Un autre facteur critique est la concentration de la chaîne d'approvisionnement des batteries. CATL, premier fabricant mondial de cellules de batterie, contrôle environ 38 % du marché mondial, tandis que BYD se classe deuxième avec 17,8 %. Cette concentration confère aux constructeurs intégrés verticalement un pouvoir de négociation important sur les constructeurs automobiles purs qui dépendent de batteries externes. Les différences de coût des batteries – souvent de 30 à 40 % du coût total du véhicule – deviennent ainsi un avantage concurrentiel décisif.
Les mécanismes du marché suivent ainsi une logique que l'économiste Michael Spence a décrite comme « signaler en brûlant de l'argent » : les entreprises disposant de moyens importants et d'avantages en termes de coûts utilisent les baisses de prix comme un signal de leur force et forcent leurs concurrents moins bien dotés en capitaux à quitter le marché.
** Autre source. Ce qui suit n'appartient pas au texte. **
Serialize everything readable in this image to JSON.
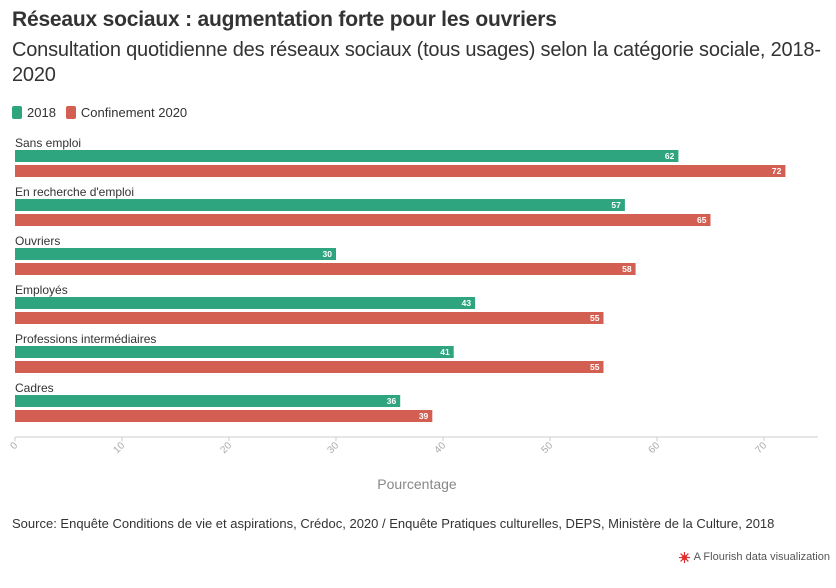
{
  "header": {
    "title": "Réseaux sociaux : augmentation forte pour les ouvriers",
    "subtitle": "Consultation quotidienne des réseaux sociaux (tous usages) selon la catégorie sociale, 2018-2020"
  },
  "legend": {
    "items": [
      {
        "label": "2018",
        "color": "#2ea57e"
      },
      {
        "label": "Confinement 2020",
        "color": "#d35f52"
      }
    ]
  },
  "chart_data": {
    "type": "bar",
    "orientation": "horizontal",
    "categories": [
      "Sans emploi",
      "En recherche d'emploi",
      "Ouvriers",
      "Employés",
      "Professions intermédiaires",
      "Cadres"
    ],
    "series": [
      {
        "name": "2018",
        "color": "#2ea57e",
        "values": [
          62,
          57,
          30,
          43,
          41,
          36
        ]
      },
      {
        "name": "Confinement 2020",
        "color": "#d35f52",
        "values": [
          72,
          65,
          58,
          55,
          55,
          39
        ]
      }
    ],
    "xlabel": "Pourcentage",
    "xlim": [
      0,
      75
    ],
    "xticks": [
      0,
      10,
      20,
      30,
      40,
      50,
      60,
      70
    ],
    "grid": false,
    "legend_position": "top-left"
  },
  "footer": {
    "source": "Source: Enquête Conditions de vie et aspirations, Crédoc, 2020 / Enquête Pratiques culturelles, DEPS, Ministère de la Culture, 2018",
    "credit": "A Flourish data visualization",
    "credit_icon": "flourish-logo-icon"
  }
}
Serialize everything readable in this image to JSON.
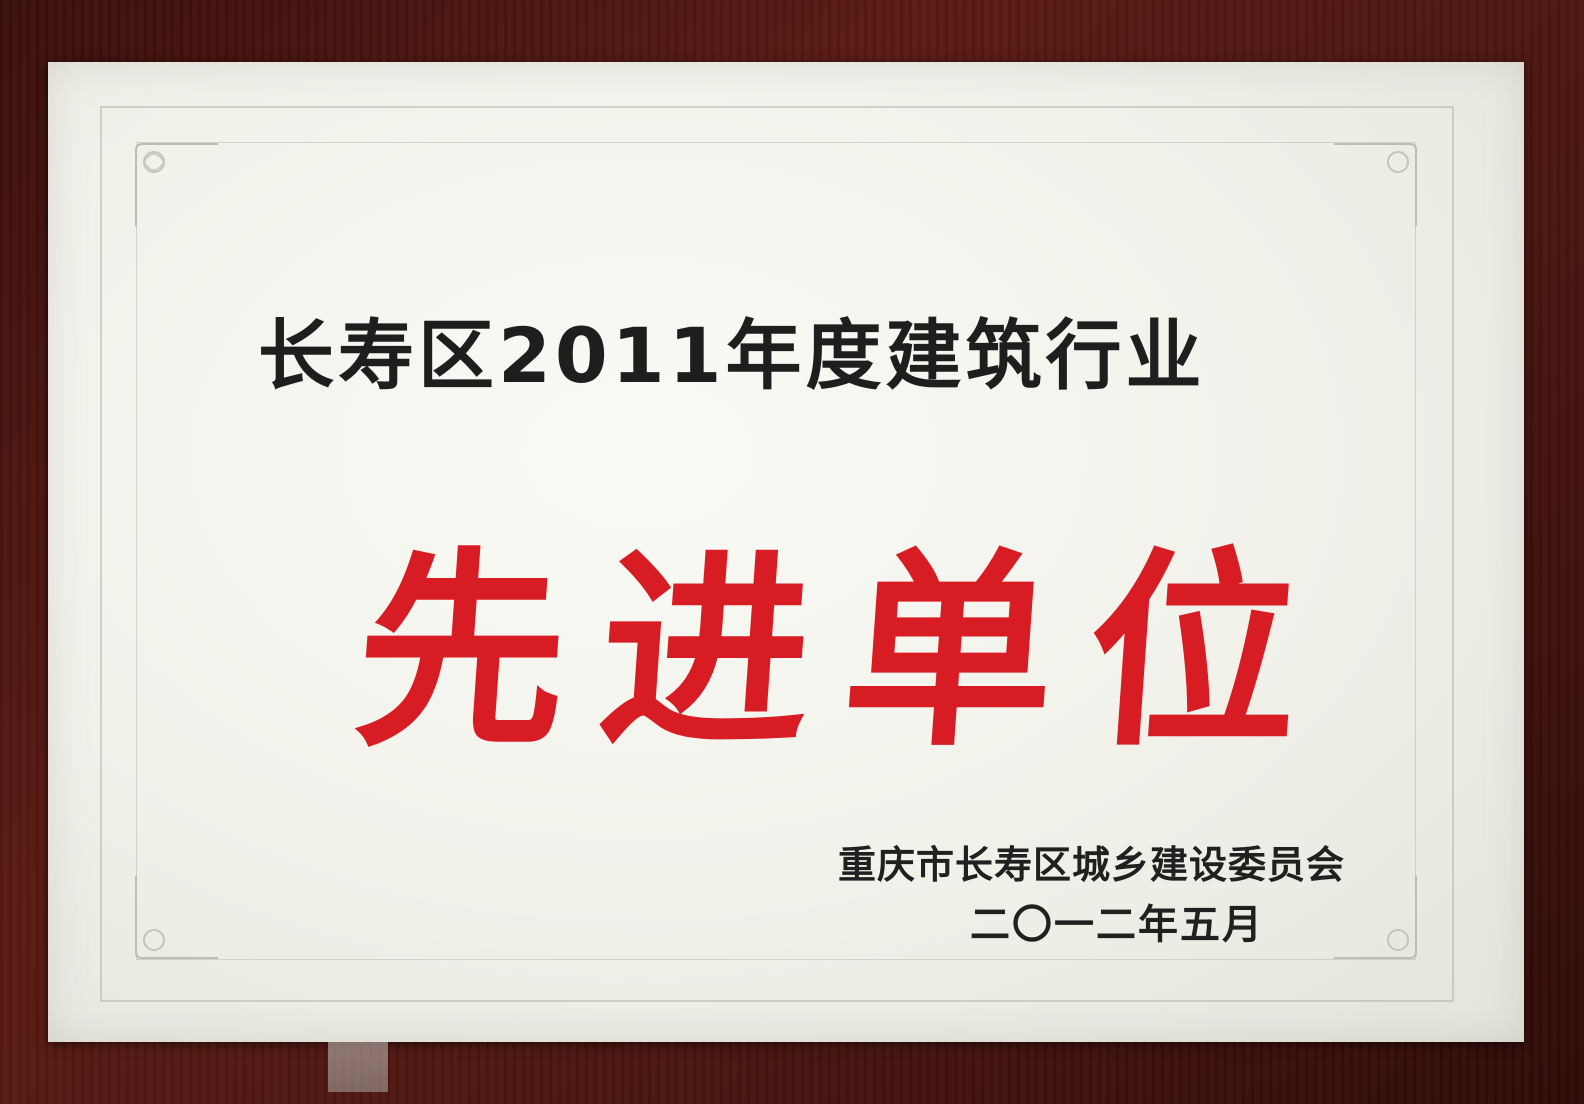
{
  "plaque": {
    "title": "长寿区2011年度建筑行业",
    "award": "先进单位",
    "issuer": "重庆市长寿区城乡建设委员会",
    "date": "二〇一二年五月"
  },
  "colors": {
    "award_red": "#d81c24",
    "text_black": "#202020",
    "plaque_silver": "#f1f1ea",
    "wood": "#4a1510"
  },
  "icons": {
    "corner_ornament": "floral-corner-icon"
  }
}
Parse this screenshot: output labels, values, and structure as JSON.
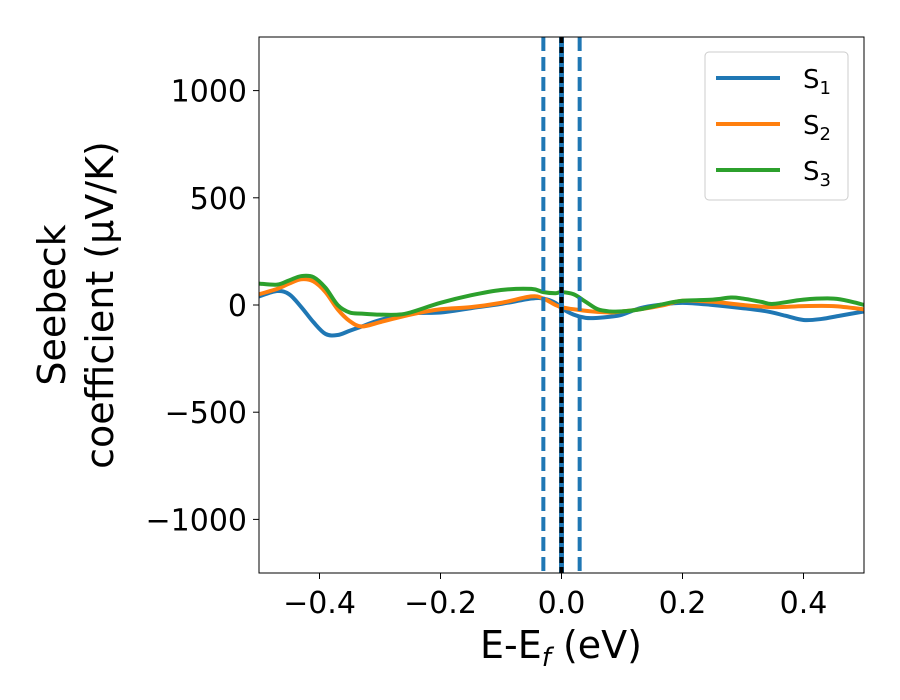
{
  "chart_data": {
    "type": "line",
    "xlabel": "E-E",
    "xlabel_sub": "f",
    "xlabel_unit": " (eV)",
    "ylabel_line1": "Seebeck",
    "ylabel_line2": "coefficient  (μV/K)",
    "xlim": [
      -0.5,
      0.5
    ],
    "ylim": [
      -1250,
      1250
    ],
    "xticks": [
      -0.4,
      -0.2,
      0.0,
      0.2,
      0.4
    ],
    "xtick_labels": [
      "−0.4",
      "−0.2",
      "0.0",
      "0.2",
      "0.4"
    ],
    "yticks": [
      -1000,
      -500,
      0,
      500,
      1000
    ],
    "ytick_labels": [
      "−1000",
      "−500",
      "0",
      "500",
      "1000"
    ],
    "grid": false,
    "legend_position": "top-right",
    "series": [
      {
        "name": "S",
        "name_sub": "1",
        "color": "#1f77b4",
        "x": [
          -0.5,
          -0.47,
          -0.45,
          -0.43,
          -0.41,
          -0.39,
          -0.37,
          -0.35,
          -0.33,
          -0.3,
          -0.25,
          -0.2,
          -0.15,
          -0.1,
          -0.05,
          -0.03,
          -0.01,
          0.0,
          0.02,
          0.04,
          0.06,
          0.08,
          0.1,
          0.13,
          0.16,
          0.2,
          0.25,
          0.3,
          0.34,
          0.37,
          0.4,
          0.43,
          0.46,
          0.5
        ],
        "y": [
          40,
          65,
          50,
          -10,
          -80,
          -135,
          -140,
          -120,
          -100,
          -70,
          -40,
          -35,
          -15,
          5,
          30,
          30,
          10,
          -15,
          -45,
          -60,
          -60,
          -55,
          -45,
          -15,
          0,
          10,
          0,
          -15,
          -30,
          -50,
          -70,
          -65,
          -50,
          -30
        ]
      },
      {
        "name": "S",
        "name_sub": "2",
        "color": "#ff7f0e",
        "x": [
          -0.5,
          -0.47,
          -0.45,
          -0.43,
          -0.41,
          -0.39,
          -0.37,
          -0.35,
          -0.33,
          -0.3,
          -0.25,
          -0.2,
          -0.15,
          -0.1,
          -0.05,
          -0.03,
          -0.01,
          0.0,
          0.02,
          0.05,
          0.08,
          0.1,
          0.13,
          0.17,
          0.2,
          0.25,
          0.3,
          0.35,
          0.4,
          0.45,
          0.5
        ],
        "y": [
          50,
          75,
          100,
          120,
          110,
          60,
          -20,
          -75,
          -100,
          -80,
          -45,
          -20,
          -10,
          10,
          40,
          30,
          0,
          -10,
          -20,
          -30,
          -35,
          -30,
          -20,
          0,
          20,
          15,
          0,
          -10,
          -5,
          -5,
          -20
        ]
      },
      {
        "name": "S",
        "name_sub": "3",
        "color": "#2ca02c",
        "x": [
          -0.5,
          -0.47,
          -0.45,
          -0.43,
          -0.41,
          -0.39,
          -0.37,
          -0.35,
          -0.33,
          -0.3,
          -0.27,
          -0.25,
          -0.2,
          -0.15,
          -0.1,
          -0.05,
          -0.03,
          -0.01,
          0.0,
          0.02,
          0.04,
          0.06,
          0.08,
          0.1,
          0.13,
          0.17,
          0.2,
          0.25,
          0.28,
          0.3,
          0.33,
          0.35,
          0.4,
          0.45,
          0.48,
          0.5
        ],
        "y": [
          100,
          95,
          115,
          135,
          130,
          80,
          0,
          -35,
          -40,
          -45,
          -45,
          -35,
          10,
          45,
          70,
          75,
          60,
          55,
          60,
          50,
          15,
          -20,
          -30,
          -30,
          -20,
          5,
          20,
          25,
          35,
          30,
          15,
          5,
          25,
          30,
          15,
          0
        ]
      }
    ],
    "vlines": [
      {
        "x": -0.03,
        "style": "dashed",
        "color": "#1f77b4"
      },
      {
        "x": 0.0,
        "style": "solid",
        "color": "#1f77b4"
      },
      {
        "x": 0.0,
        "style": "dashed",
        "color": "#000000"
      },
      {
        "x": 0.03,
        "style": "dashed",
        "color": "#1f77b4"
      }
    ]
  }
}
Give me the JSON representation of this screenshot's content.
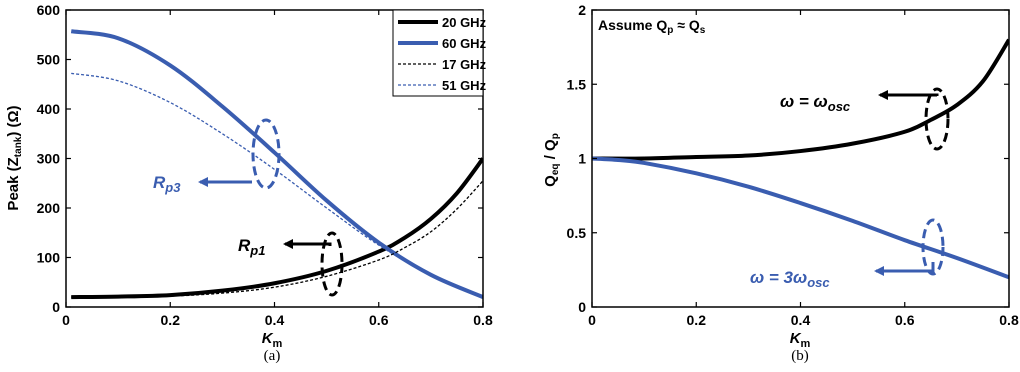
{
  "chart_data": [
    {
      "type": "line",
      "caption": "(a)",
      "xlabel": {
        "main": "K",
        "sub": "m"
      },
      "ylabel": {
        "pre": "Peak (",
        "var": "Z",
        "sub": "tank",
        "post": ") (Ω)"
      },
      "xlim": [
        0,
        0.8
      ],
      "ylim": [
        0,
        600
      ],
      "xticks": [
        "0",
        "0.2",
        "0.4",
        "0.6",
        "0.8"
      ],
      "yticks": [
        "0",
        "100",
        "200",
        "300",
        "400",
        "500",
        "600"
      ],
      "legend": {
        "placement": "top-right"
      },
      "series": [
        {
          "name": "20 GHz",
          "color": "#000000",
          "style": "solid",
          "x": [
            0.01,
            0.1,
            0.2,
            0.3,
            0.4,
            0.5,
            0.6,
            0.65,
            0.7,
            0.75,
            0.8
          ],
          "y": [
            20,
            21,
            24,
            33,
            48,
            73,
            112,
            140,
            178,
            230,
            300
          ]
        },
        {
          "name": "60 GHz",
          "color": "#3a5db0",
          "style": "solid",
          "x": [
            0.01,
            0.1,
            0.2,
            0.3,
            0.4,
            0.5,
            0.6,
            0.7,
            0.8
          ],
          "y": [
            557,
            543,
            488,
            405,
            312,
            215,
            130,
            65,
            20
          ]
        },
        {
          "name": "17 GHz",
          "color": "#000000",
          "style": "dashed",
          "x": [
            0.01,
            0.1,
            0.2,
            0.3,
            0.4,
            0.5,
            0.6,
            0.65,
            0.7,
            0.75,
            0.8
          ],
          "y": [
            20,
            20,
            22,
            28,
            40,
            62,
            95,
            120,
            152,
            198,
            255
          ]
        },
        {
          "name": "51 GHz",
          "color": "#3a5db0",
          "style": "dashed",
          "x": [
            0.01,
            0.1,
            0.2,
            0.3,
            0.4,
            0.5,
            0.6,
            0.7,
            0.8
          ],
          "y": [
            472,
            457,
            413,
            350,
            278,
            200,
            125,
            65,
            20
          ]
        }
      ],
      "annotations": [
        {
          "name": "rp3",
          "base": "R",
          "sub": "p3",
          "color": "#3a5db0"
        },
        {
          "name": "rp1",
          "base": "R",
          "sub": "p1",
          "color": "#000000"
        }
      ]
    },
    {
      "type": "line",
      "caption": "(b)",
      "xlabel": {
        "main": "K",
        "sub": "m"
      },
      "ylabel": {
        "main": "Q",
        "sub": "eq",
        "post": " / Q",
        "sub2": "p"
      },
      "xlim": [
        0,
        0.8
      ],
      "ylim": [
        0,
        2
      ],
      "xticks": [
        "0",
        "0.2",
        "0.4",
        "0.6",
        "0.8"
      ],
      "yticks": [
        "0",
        "0.5",
        "1",
        "1.5",
        "2"
      ],
      "note": {
        "text": "Assume Q",
        "sub": "p",
        "mid": " ≈ Q",
        "sub2": "s"
      },
      "series": [
        {
          "label": "ω = ω_osc",
          "color": "#000000",
          "style": "solid",
          "x": [
            0,
            0.1,
            0.2,
            0.3,
            0.4,
            0.5,
            0.6,
            0.65,
            0.7,
            0.75,
            0.8
          ],
          "y": [
            1.0,
            1.0,
            1.01,
            1.02,
            1.05,
            1.1,
            1.18,
            1.26,
            1.36,
            1.52,
            1.8
          ]
        },
        {
          "label": "ω = 3ω_osc",
          "color": "#3a5db0",
          "style": "solid",
          "x": [
            0,
            0.05,
            0.1,
            0.2,
            0.3,
            0.4,
            0.5,
            0.6,
            0.7,
            0.8
          ],
          "y": [
            1.0,
            0.99,
            0.97,
            0.9,
            0.81,
            0.7,
            0.58,
            0.45,
            0.33,
            0.2
          ]
        }
      ],
      "annotations": [
        {
          "name": "omega-osc",
          "pre": "ω = ω",
          "sub": "osc",
          "color": "#000000"
        },
        {
          "name": "omega-3osc",
          "pre": "ω = 3ω",
          "sub": "osc",
          "color": "#3a5db0"
        }
      ]
    }
  ]
}
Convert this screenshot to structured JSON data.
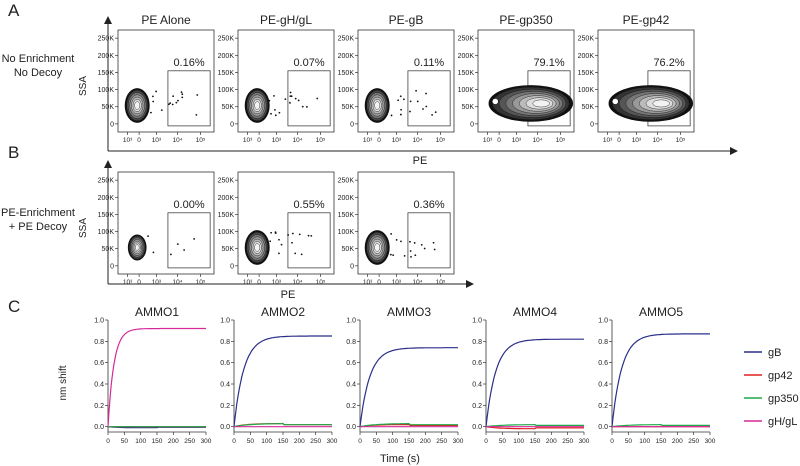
{
  "panels": {
    "A": {
      "letter": "A",
      "row_label": [
        "No Enrichment",
        "No Decoy"
      ],
      "y_label": "SSA",
      "x_label": "PE",
      "plots": [
        {
          "title": "PE Alone",
          "gate_pct": "0.16%",
          "kind": "tight"
        },
        {
          "title": "PE-gH/gL",
          "gate_pct": "0.07%",
          "kind": "tight"
        },
        {
          "title": "PE-gB",
          "gate_pct": "0.11%",
          "kind": "tight"
        },
        {
          "title": "PE-gp350",
          "gate_pct": "79.1%",
          "kind": "spread"
        },
        {
          "title": "PE-gp42",
          "gate_pct": "76.2%",
          "kind": "spread"
        }
      ]
    },
    "B": {
      "letter": "B",
      "row_label": [
        "PE-Enrichment",
        "+ PE Decoy"
      ],
      "y_label": "SSA",
      "x_label": "PE",
      "plots": [
        {
          "title": "",
          "gate_pct": "0.00%",
          "kind": "small"
        },
        {
          "title": "",
          "gate_pct": "0.55%",
          "kind": "tight"
        },
        {
          "title": "",
          "gate_pct": "0.36%",
          "kind": "tight"
        }
      ]
    },
    "C": {
      "letter": "C",
      "y_label": "nm shift",
      "x_label": "Time (s)"
    }
  },
  "flow_axes": {
    "y_ticks": [
      "250K",
      "200K",
      "150K",
      "100K",
      "50K",
      "0"
    ],
    "x_ticks": [
      "10³",
      "0",
      "10³",
      "10⁴",
      "10⁵"
    ]
  },
  "chart_data": {
    "type": "line",
    "title": "",
    "xlabel": "Time (s)",
    "ylabel": "nm shift",
    "xlim": [
      0,
      300
    ],
    "ylim": [
      -0.05,
      1.0
    ],
    "x_ticks": [
      0,
      50,
      100,
      150,
      200,
      250,
      300
    ],
    "y_ticks": [
      0.0,
      0.2,
      0.4,
      0.6,
      0.8,
      1.0
    ],
    "y_tick_labels": [
      "0.0",
      "0.2",
      "0.4",
      "0.6",
      "0.8",
      "1.0"
    ],
    "legend": [
      {
        "name": "gB",
        "color": "#2b2f8a"
      },
      {
        "name": "gp42",
        "color": "#e02020"
      },
      {
        "name": "gp350",
        "color": "#1fa84a"
      },
      {
        "name": "gH/gL",
        "color": "#d62a9a"
      }
    ],
    "subplots": [
      {
        "title": "AMMO1",
        "plateau": {
          "gB": -0.01,
          "gp42": 0.0,
          "gp350": 0.0,
          "gH/gL": 0.92
        }
      },
      {
        "title": "AMMO2",
        "plateau": {
          "gB": 0.85,
          "gp42": 0.03,
          "gp350": 0.03,
          "gH/gL": 0.0
        }
      },
      {
        "title": "AMMO3",
        "plateau": {
          "gB": 0.74,
          "gp42": 0.02,
          "gp350": 0.03,
          "gH/gL": 0.0
        }
      },
      {
        "title": "AMMO4",
        "plateau": {
          "gB": 0.82,
          "gp42": -0.02,
          "gp350": 0.02,
          "gH/gL": 0.0
        }
      },
      {
        "title": "AMMO5",
        "plateau": {
          "gB": 0.87,
          "gp42": 0.0,
          "gp350": 0.02,
          "gH/gL": 0.0
        }
      }
    ]
  }
}
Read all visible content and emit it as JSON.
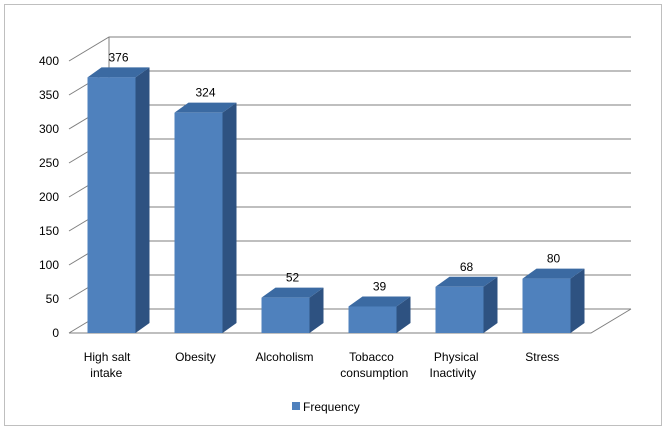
{
  "chart_data": {
    "type": "bar",
    "style": "3d-column",
    "categories": [
      [
        "High salt",
        "intake"
      ],
      [
        "Obesity"
      ],
      [
        "Alcoholism"
      ],
      [
        "Tobacco",
        "consumption"
      ],
      [
        "Physical",
        "Inactivity"
      ],
      [
        "Stress"
      ]
    ],
    "series": [
      {
        "name": "Frequency",
        "values": [
          376,
          324,
          52,
          39,
          68,
          80
        ]
      }
    ],
    "ylim": [
      0,
      400
    ],
    "yticks": [
      0,
      50,
      100,
      150,
      200,
      250,
      300,
      350,
      400
    ],
    "grid": true,
    "legend_position": "bottom",
    "colors": {
      "bar_front": "#4f81bd",
      "bar_side": "#2e5281",
      "bar_top": "#3b6aa2",
      "grid": "#7f7f7f",
      "frame": "#bfbfbf"
    }
  }
}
Stella Li, vice-présidente exécutive de BYD, a exprimé cette réalité sans détour : « La concurrence est féroce en Chine. Nous devons donc développer de nouveaux marchés où nous pourrons assurer une croissance durable. » Cette déclaration révèle que même le leader du secteur considère la dynamique du marché intérieur comme intenable.
Données et dilemmes : l’état actuel d’une industrie en surchauffe
Les indicateurs quantitatifs du secteur chinois des véhicules électriques dressent un tableau contrasté entre réussites macroéconomiques et perturbations microéconomiques. En septembre 2025, le marché chinois a franchi une étape historique : pour la première fois, les ventes mensuelles de véhicules électriques et hybrides rechargeables ont dépassé 1,6 million d'unités, les véhicules électriques à batterie établissant à eux seuls un nouveau record avec 1,058 million d'unités. Le taux de pénétration des systèmes de propulsion électrifiés a atteint 49,7 % ; près d'un véhicule neuf vendu sur deux est équipé d'une prise de courant.
Au total, plus de 9,6 millions de véhicules électriques et hybrides rechargeables ont été vendus en Chine au cours des huit premiers mois de 2025, soit une augmentation de 36,7 % par rapport à la même période l'an dernier. Les projections indiquent que les ventes annuelles pourraient dépasser la barre des 13 millions pour la première fois en 2025. Ces chiffres soulignent la transformation d'un marché où les véhicules électriques étaient un phénomène de niche il y a moins de dix ans.
Mais ces chiffres de croissance impressionnants masquent des tendances de rentabilité alarmantes. La marge bénéficiaire nette moyenne de l'industrie automobile chinoise est tombée à seulement 4,3 % en 2024, contre 5 % l'année précédente, un niveau nettement inférieur aux plus de 10 % enregistrés en Amérique du Nord. Sur l'ensemble de l'année 2024, le secteur a enregistré une baisse de ses bénéfices de 8 %, malgré une croissance de son chiffre d'affaires de 4 %. Cet écart entre l'évolution du chiffre d'affaires et celle des bénéfices témoigne d'une détérioration fondamentale du pouvoir de fixation des prix.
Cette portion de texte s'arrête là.